Katharine Drexel was born in Philadelphia in 1858. She was raised with a great education and was well traveled.
Her life took a profound turn while nursing her stepmother through a terminal illness; she realized that all of her money could not protect you from pain and death.
Always having an interest in the hard lives of Indians, she asked Pope Leo XIII during a visit to send more missionaries to Wyoming. The Pope’s reply changed her direction in life when he said, “Why don’t you become a missionary?”
Once home, she visited the Sioux leader Red Cloud and began her journey to aid Native American missions.

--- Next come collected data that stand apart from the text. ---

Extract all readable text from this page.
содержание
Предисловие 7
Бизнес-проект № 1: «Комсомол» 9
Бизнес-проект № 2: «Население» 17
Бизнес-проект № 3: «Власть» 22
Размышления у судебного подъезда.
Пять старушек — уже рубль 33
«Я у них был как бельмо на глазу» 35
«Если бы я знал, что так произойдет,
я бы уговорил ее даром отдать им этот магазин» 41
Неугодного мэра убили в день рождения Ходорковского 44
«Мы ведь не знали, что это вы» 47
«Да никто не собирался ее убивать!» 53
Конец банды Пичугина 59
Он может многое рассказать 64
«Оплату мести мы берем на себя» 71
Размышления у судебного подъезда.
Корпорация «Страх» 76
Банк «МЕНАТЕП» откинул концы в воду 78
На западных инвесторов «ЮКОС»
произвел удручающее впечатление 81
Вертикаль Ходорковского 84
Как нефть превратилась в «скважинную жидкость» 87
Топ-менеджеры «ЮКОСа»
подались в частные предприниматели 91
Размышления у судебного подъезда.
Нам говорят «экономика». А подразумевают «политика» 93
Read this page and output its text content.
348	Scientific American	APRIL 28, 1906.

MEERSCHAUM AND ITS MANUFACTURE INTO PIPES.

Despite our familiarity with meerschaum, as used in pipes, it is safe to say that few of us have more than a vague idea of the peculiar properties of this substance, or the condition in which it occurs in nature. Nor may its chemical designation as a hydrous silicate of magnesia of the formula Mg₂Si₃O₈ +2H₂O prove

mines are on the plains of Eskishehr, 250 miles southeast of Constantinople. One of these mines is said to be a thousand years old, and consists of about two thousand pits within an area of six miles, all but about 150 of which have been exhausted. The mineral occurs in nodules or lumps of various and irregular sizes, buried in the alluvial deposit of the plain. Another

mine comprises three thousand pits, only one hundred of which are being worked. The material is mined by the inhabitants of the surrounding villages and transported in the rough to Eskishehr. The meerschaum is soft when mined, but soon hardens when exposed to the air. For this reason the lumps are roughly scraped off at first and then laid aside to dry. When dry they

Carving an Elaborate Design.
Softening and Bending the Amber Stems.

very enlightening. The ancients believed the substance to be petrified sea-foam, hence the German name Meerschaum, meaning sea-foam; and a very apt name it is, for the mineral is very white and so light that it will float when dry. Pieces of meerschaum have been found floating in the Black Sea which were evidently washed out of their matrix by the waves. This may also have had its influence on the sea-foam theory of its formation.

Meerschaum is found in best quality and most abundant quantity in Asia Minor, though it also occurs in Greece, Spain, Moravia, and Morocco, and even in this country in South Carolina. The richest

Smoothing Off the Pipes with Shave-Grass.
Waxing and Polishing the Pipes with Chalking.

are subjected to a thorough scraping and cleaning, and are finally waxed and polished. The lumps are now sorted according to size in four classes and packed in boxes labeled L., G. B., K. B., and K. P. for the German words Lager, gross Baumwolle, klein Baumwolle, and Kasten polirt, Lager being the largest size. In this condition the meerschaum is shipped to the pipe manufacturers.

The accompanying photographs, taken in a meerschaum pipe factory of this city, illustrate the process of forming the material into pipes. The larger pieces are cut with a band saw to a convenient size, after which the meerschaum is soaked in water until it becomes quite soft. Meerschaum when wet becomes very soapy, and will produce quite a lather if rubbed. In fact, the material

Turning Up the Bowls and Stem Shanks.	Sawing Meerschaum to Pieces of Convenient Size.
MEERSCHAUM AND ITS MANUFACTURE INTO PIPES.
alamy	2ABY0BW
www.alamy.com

In 1889 she made a big life decision, “The feast of Saint Joseph brought me the grace to give the remainder of my life to the Indians and the Colored.”
After three and a half years of training, the Sisters of the Blessed Sacrament for Indians and Colored, opened a boarding school in Santa Fe. Several foundations followed. By 1942 she had a system of African American Catholic schools in thirteen states, plus forty mission centers and twenty-three rural schools.
Her crowning achievement was the founding of Xavier University in New Orleans, the first university in the United States for African Americans.
At seventy-seven, she suffered a heart attack, but continued to live for almost twenty years of quiet, intense prayer from a small room overlooking the sanctuary.
She died at ninety-six and was canonized in 2000.